US special climate envoy John Kerry said on Thursday that COP28 in its first week had "already made substantial progress on all aspects of the clean energy transition". The US, European Union and UAE co-led a pledge to triple renewables by 2030 that was signed by 118 countries, which Kerry described as a "huge economic reason for people to be looking to this transition".

While this ambition is reassuring for capital allocation, the target is not without problems. A report by KPMG has identified 10 critical obstacles to scaling up renewables at such a rapid rate that include permits, supply chain delays, access to critical minerals and higher interest rates.

"Notwithstanding the dramatic growth in renewable energy, the renewable energy industry is not yet ready to act as a substitute for fossil fuel-based energy generation," said Mike Hayes, head of renewable energy at KPMG and one of the report's authors. He favours collective action but said there is "no easy fix".

Pledges by some 50 oil and natural gas companies to cut carbon emissions to net zero by 2050 and methane emissions to near zero by 2030 were also greeted with scepticism, with critics calling them too little, too late because the proportion of total capex that the sector allocates to climate solutions remains low.

More ... bankers

While many bankers were busy with client meetings, their noticeably increased presence at COP28 is also due to the implementation of targets by Net Zero Banking Alliance members, part of the broader Glasgow Financial Alliance for Net Zero, which was the centrepiece of COP26 in 2021 in the UK.

Banks have been developing systems, analyses and measurement techniques to understand the baseline of financed emissions across their lending portfolios and setting 2030 targets that are aligned with 1.5 degrees of global warming.
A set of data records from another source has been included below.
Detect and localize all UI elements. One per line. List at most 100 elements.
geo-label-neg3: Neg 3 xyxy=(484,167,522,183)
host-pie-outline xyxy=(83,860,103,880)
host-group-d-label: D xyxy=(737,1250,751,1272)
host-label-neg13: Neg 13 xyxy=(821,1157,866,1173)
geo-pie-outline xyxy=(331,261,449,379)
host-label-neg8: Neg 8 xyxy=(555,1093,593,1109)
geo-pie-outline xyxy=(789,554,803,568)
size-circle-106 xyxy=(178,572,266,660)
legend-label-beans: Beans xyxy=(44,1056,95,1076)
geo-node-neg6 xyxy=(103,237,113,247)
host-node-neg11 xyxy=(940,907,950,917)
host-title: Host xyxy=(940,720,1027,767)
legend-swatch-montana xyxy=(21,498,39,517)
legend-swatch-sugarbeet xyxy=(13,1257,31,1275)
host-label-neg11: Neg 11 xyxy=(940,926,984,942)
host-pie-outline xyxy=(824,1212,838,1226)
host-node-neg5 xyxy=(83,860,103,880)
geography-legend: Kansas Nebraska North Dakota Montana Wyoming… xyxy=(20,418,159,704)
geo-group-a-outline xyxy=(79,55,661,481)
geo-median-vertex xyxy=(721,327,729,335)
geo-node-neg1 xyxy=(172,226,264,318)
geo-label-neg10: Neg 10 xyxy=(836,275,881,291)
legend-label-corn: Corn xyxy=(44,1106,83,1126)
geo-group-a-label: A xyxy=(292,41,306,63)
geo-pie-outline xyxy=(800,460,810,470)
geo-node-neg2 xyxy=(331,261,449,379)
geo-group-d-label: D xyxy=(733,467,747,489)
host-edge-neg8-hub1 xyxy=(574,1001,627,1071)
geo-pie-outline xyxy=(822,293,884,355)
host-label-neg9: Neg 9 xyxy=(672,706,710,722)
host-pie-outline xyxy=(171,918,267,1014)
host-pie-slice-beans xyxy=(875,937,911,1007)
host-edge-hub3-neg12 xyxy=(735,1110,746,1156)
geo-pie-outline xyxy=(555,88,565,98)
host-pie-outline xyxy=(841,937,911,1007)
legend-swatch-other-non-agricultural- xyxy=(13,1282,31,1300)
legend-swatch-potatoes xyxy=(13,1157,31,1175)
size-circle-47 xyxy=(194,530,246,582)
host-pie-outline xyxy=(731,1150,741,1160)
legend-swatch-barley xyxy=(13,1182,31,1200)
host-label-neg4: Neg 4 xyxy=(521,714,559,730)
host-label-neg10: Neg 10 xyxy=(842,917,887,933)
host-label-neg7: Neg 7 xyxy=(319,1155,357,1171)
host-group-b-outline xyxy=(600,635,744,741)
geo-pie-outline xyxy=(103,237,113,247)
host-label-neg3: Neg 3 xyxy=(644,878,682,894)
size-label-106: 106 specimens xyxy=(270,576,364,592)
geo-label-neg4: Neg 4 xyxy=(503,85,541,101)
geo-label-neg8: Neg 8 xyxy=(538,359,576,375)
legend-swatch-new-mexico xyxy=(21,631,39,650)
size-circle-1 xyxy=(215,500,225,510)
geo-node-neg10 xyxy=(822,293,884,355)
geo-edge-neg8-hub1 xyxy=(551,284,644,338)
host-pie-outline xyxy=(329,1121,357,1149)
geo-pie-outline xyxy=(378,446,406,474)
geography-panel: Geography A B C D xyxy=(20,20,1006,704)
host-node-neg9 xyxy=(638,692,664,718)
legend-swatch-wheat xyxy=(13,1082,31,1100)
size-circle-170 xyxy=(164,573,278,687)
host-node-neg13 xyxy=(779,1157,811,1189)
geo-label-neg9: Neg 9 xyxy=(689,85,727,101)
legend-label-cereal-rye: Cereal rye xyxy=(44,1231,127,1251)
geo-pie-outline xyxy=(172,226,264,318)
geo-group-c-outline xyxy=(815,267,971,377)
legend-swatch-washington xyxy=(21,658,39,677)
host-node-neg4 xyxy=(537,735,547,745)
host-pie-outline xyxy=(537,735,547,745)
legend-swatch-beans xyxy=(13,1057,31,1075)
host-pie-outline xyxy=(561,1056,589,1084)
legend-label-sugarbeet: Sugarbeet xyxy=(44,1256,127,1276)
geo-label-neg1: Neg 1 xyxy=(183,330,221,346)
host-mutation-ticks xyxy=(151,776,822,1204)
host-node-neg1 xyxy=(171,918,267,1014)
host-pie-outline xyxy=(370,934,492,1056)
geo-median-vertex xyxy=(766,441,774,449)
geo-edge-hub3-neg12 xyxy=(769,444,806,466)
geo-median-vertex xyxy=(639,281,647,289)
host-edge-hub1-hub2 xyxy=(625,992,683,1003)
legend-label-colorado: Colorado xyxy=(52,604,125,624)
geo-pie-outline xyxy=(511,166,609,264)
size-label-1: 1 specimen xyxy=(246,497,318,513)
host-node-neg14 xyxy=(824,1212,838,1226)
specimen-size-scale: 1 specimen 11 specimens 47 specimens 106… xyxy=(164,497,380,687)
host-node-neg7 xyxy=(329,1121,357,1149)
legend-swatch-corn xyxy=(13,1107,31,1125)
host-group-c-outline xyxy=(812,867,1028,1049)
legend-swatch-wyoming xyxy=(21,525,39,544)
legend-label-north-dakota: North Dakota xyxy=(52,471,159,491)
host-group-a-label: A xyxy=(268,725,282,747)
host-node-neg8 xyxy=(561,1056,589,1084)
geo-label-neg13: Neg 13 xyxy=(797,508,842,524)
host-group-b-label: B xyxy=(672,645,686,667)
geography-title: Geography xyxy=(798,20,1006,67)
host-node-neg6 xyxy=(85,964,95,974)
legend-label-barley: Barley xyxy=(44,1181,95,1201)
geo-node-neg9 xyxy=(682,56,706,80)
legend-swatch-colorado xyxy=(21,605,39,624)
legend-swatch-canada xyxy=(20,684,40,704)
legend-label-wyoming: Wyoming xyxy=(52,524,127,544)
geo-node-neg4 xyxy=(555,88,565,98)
They are starting to make decisions about allocating capital to clients that will be driven by technological advances.

"This increased presence is really a signal that the private sector is now in motion, and is beginning to grasp the scale of the opportunities ahead," said Thomas Hohne-Sparborth, head of sustainability research at Lombard Odier Investment Managers.

"At COP, the tone of the conversation in the financial industry is rapidly changing. A substantial evolution in financing mechanisms or mindset will be required. Opportunities and financing requirements of the transition cut across all asset classes," he said.

Progress on climate finance at COP28 is crucial to laying the groundwork for an even more ambitious “New Collective Quantified Goal” being pushed by the United Nations. The goal – linked to countries' nationally determined contributions – is to raise the floor on climate finance above the current US$100bn annual target. Parties are expected to agree a new goal at COP29 at the end of 2024.